The World Health Organisation warned on Friday that a dire lack of new antibiotics was threatening efforts to curb the spread of drug-resistant bacteria, which kills tens of thousands of people each year. The UN health agency published two new reports revealing that there are few new effective antibiotics in the pipeline, meaning that the world is running out of options for fighting so-called superbugs.

“Never has the threat of antimicrobial resistance been more immediate and the need for solutions more urgent,” WHO chief Tedros Adhanom Ghebreyesus said in a statement.

“Numerous initiatives are underway to reduce resistance, but we also need countries and the pharmaceutical industry to step up and contribute with sustainable funding and innovative new medicines,” he said. Antibiotic resistance happens when bugs become immune to existing drugs, rendering minor injuries and common infections potentially deadly.

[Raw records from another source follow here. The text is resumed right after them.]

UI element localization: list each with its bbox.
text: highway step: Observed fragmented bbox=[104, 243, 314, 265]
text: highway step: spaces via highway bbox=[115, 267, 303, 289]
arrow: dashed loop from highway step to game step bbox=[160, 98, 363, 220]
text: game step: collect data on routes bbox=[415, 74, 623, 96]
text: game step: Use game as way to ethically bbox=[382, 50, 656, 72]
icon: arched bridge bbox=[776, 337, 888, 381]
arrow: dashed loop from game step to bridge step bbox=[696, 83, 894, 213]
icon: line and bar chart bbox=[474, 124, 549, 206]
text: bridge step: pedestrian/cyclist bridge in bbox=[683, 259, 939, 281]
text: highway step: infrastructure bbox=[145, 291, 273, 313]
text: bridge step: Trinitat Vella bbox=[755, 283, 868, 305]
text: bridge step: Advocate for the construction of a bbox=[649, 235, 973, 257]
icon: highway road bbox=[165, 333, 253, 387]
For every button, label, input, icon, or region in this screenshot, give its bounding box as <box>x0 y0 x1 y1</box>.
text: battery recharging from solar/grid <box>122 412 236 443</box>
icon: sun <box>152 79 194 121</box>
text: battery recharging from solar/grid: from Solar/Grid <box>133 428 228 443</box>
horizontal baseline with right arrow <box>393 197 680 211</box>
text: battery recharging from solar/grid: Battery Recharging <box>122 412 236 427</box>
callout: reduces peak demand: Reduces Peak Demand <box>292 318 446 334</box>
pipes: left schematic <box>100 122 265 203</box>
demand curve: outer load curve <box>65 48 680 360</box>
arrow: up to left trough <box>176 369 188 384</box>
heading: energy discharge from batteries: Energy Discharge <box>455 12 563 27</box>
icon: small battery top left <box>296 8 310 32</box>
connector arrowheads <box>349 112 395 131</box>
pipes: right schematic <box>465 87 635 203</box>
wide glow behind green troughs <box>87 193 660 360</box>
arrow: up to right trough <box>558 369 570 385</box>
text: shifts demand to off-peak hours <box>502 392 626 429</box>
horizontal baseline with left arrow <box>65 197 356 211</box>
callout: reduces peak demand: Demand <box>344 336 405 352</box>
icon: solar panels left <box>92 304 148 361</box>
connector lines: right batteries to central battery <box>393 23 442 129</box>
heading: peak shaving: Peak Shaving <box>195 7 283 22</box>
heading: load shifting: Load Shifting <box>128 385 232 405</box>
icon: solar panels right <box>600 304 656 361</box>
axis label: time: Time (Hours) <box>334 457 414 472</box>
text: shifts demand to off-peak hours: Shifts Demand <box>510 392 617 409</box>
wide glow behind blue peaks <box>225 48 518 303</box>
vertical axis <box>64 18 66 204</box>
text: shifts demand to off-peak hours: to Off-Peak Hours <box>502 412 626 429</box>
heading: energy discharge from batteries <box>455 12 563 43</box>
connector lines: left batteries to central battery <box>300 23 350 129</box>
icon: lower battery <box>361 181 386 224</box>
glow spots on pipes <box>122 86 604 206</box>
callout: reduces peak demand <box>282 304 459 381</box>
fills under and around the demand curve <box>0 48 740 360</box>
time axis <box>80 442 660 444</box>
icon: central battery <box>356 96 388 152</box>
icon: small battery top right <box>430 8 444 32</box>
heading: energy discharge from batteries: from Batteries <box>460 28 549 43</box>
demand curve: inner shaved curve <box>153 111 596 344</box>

An estimated 33,000 people die in Europe every year from such drug-resistant bacteria, according to EU data, while the US estimates the death toll there is around 35,000.

“We see that this is spreading and we are running actually out of antibiotics that are effective against these resistant bacteria,” Peter Beyer, of WHO’s essential medicines division, told reporters in Geneva. “This is one of the biggest health threats that we have identified,” he said.

Discovered in the 1920s, antibiotics have saved tens of millions of lives by defeating bacterial diseases such as pneumonia, tuberculosis and meningitis.